Thursday, December 15, 2005

Disenfranchised Bedouin youth

The Center for Information and Higher Education in the Naqab (Negev) presented troubling information as regards education among the Arab Bedouin of the Naqab. Only 2,000 Arab Bedouin graduate from high-school every year, and less than 10% thereafter enter institutions of higher education. In addition, approximately two-thirds of students change their program of study when at university/college, while a quarter of female Bedouin do not complete their bachelors.

Approximately two-thirds of Bedouin that do enter institutions of higher education do not succeed in English. Furthermore, on average a Bedouin student stays a year longer at an institution of higher education than his Jewish counterpart. (www.arabs48.com, November 23, 2005).

You need only to see the living conditions for Bedouin in the unrecognised villages of the Naqab to understand why the above is happening.

It's very shocking, and such a shame that youth are being deprived of a future. They have no present, and the only way to make a future would be through education - and they don't even have that made available to them.

Unreal.

1 comment:

John said...

"You need only to see the living conditions for Bedouin in the unrecognised villages of the Naqab to understand why the above is happening."

Have you ever met students from the unrecognized villages? Some of these kids are the brightest, and most ambitious among the Bedouin. I taught a kid who lived near an air force base (makes it hard to get a good night's sleep) but whipped everyone's butt in English. Don't turn them all into victims, because that suits your social justice narrative.
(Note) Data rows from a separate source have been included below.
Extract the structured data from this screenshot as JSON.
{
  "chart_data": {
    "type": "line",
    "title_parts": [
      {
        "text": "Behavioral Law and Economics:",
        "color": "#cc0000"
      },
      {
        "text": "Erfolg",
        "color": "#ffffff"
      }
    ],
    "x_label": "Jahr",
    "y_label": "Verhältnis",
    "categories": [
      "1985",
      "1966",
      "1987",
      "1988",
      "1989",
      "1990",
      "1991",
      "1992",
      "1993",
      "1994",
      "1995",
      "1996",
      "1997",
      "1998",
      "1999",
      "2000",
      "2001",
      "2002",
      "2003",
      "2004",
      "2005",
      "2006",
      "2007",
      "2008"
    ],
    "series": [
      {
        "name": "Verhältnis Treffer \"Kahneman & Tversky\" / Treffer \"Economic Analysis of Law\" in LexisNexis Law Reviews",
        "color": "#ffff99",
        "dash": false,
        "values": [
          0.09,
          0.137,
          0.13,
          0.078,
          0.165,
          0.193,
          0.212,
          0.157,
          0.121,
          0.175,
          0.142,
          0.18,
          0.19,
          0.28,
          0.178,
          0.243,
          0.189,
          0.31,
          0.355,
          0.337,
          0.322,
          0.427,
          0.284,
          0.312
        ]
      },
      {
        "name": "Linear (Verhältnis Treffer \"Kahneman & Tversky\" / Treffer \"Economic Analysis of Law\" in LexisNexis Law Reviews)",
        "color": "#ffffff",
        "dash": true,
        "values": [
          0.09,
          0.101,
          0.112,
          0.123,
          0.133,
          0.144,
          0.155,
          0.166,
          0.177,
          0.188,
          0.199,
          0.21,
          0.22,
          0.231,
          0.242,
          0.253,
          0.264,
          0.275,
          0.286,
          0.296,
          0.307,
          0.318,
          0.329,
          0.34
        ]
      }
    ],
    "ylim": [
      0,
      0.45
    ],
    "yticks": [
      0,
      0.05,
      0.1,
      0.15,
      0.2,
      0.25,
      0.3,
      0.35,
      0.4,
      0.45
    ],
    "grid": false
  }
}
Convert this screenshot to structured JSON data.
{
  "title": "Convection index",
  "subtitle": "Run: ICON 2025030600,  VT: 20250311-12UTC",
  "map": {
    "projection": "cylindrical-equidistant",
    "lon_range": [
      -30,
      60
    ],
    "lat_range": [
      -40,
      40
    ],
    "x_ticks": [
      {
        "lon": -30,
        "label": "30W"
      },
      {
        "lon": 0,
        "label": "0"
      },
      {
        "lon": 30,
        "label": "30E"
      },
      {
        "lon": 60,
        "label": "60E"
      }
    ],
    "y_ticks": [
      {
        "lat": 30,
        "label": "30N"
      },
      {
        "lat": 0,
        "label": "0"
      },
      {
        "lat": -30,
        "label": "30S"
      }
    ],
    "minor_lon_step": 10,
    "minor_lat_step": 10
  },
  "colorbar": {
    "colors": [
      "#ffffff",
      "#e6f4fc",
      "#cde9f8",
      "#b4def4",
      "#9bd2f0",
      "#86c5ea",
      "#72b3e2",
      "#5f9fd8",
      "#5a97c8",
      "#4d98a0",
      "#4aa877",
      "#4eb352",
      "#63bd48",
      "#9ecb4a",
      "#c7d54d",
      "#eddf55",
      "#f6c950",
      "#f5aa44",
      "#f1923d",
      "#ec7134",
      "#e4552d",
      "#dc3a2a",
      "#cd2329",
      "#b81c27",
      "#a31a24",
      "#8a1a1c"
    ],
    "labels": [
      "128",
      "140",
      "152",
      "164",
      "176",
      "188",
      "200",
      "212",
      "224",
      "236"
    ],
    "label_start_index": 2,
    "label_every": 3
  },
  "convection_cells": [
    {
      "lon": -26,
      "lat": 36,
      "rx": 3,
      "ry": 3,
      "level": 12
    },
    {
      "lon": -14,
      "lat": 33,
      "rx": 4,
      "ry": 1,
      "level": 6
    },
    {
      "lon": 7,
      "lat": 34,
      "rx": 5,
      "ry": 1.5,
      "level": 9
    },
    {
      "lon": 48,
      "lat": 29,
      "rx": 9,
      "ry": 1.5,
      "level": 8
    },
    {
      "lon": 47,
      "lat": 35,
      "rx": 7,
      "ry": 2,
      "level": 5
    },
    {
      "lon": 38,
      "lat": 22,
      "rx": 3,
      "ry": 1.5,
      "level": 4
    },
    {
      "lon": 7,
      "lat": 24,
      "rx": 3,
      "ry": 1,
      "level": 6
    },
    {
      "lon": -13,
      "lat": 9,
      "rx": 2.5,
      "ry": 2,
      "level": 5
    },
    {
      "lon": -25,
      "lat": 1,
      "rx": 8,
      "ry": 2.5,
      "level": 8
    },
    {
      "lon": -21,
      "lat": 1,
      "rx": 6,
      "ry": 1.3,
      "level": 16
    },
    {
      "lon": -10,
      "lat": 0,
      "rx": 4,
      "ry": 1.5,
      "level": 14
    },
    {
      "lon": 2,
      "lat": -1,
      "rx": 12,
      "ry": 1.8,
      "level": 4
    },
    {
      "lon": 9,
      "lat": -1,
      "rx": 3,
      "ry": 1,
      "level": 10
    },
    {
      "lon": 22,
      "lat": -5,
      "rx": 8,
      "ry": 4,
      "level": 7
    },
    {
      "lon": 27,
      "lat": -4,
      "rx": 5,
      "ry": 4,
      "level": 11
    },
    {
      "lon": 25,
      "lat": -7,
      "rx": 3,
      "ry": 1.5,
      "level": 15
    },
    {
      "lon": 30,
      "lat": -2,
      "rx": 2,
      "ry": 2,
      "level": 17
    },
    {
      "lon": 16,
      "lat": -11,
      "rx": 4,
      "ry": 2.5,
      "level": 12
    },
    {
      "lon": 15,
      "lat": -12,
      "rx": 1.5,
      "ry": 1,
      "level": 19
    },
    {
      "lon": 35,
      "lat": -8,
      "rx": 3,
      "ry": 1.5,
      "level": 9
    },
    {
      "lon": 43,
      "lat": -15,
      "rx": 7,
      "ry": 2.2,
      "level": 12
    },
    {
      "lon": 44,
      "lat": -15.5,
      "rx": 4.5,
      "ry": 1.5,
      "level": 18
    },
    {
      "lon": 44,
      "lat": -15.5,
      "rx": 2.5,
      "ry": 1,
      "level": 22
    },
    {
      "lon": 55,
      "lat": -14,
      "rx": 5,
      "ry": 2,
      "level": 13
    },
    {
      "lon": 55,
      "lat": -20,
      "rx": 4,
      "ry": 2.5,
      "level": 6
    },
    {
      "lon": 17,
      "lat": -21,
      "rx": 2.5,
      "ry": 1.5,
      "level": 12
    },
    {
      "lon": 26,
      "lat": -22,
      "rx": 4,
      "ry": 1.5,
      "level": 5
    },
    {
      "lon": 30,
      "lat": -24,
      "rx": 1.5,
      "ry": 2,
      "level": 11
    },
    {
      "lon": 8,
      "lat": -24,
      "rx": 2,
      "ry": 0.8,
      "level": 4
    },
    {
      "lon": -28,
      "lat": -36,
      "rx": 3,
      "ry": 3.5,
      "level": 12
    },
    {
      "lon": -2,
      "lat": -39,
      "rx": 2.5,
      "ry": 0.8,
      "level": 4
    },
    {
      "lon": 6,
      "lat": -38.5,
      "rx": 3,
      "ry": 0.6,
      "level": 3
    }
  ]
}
I know Master's students and people with Ph.D.'s who grew up in unrecognized villages. By the way, there are great disparities from one "unrecognized village" to the next. I know someone living in an unrecognized village who has internet access, running water and solar power.

You have to remember that living in an unrecognized village is a choice made by many Israeli Bedouin (40 percent of the Negev Bedouin), because of diverse reasons. The state of Israel, not unlike its neighbours, wants all Bedouin to move into planned communities for reasons of efficiency (the provision of services), but also because it views the lands they consider tribal lands as state lands. The Bedouin in Israel, like their counter-parts in many Middle Eastern states, are in conflict with the state over land ownership. Whether you are on the side of the Bedouin or on the side of the state, please start treating the Bedouin as agents involved in a land conflict with the state, rather than as passive victims. Every Bedouin living in an unrecognized village has the choice of moving to a recognized Bedouin town in the Negev and of improving their living conditions. Those who choose not to do so have decided that they can manage quite well in their unrecognized village, thanks to generators, cell phones, school buses and their proximity to health clinics in near-by recognized villages. They've made a rational choice and calculated that the costs of moving outweigh the material benefits that they may attain.

Having spent the past three years in the Negev, I would go so far as to wager that the material conditions in which they live are less significant than other factors in determining the Bedouin's lower educational achievements (please note: contrary to what you may think, there is a veritable education revolution going on among Israeli Bedouin, especially Bedouin girls). Poverty is not the only factor that is keeping Bedouin students from being high achievers: the large size of Bedouin families, their parents' lack of education and the lack of good teachers in the Bedouin education system all make it more difficult for Bedouin students to succeed.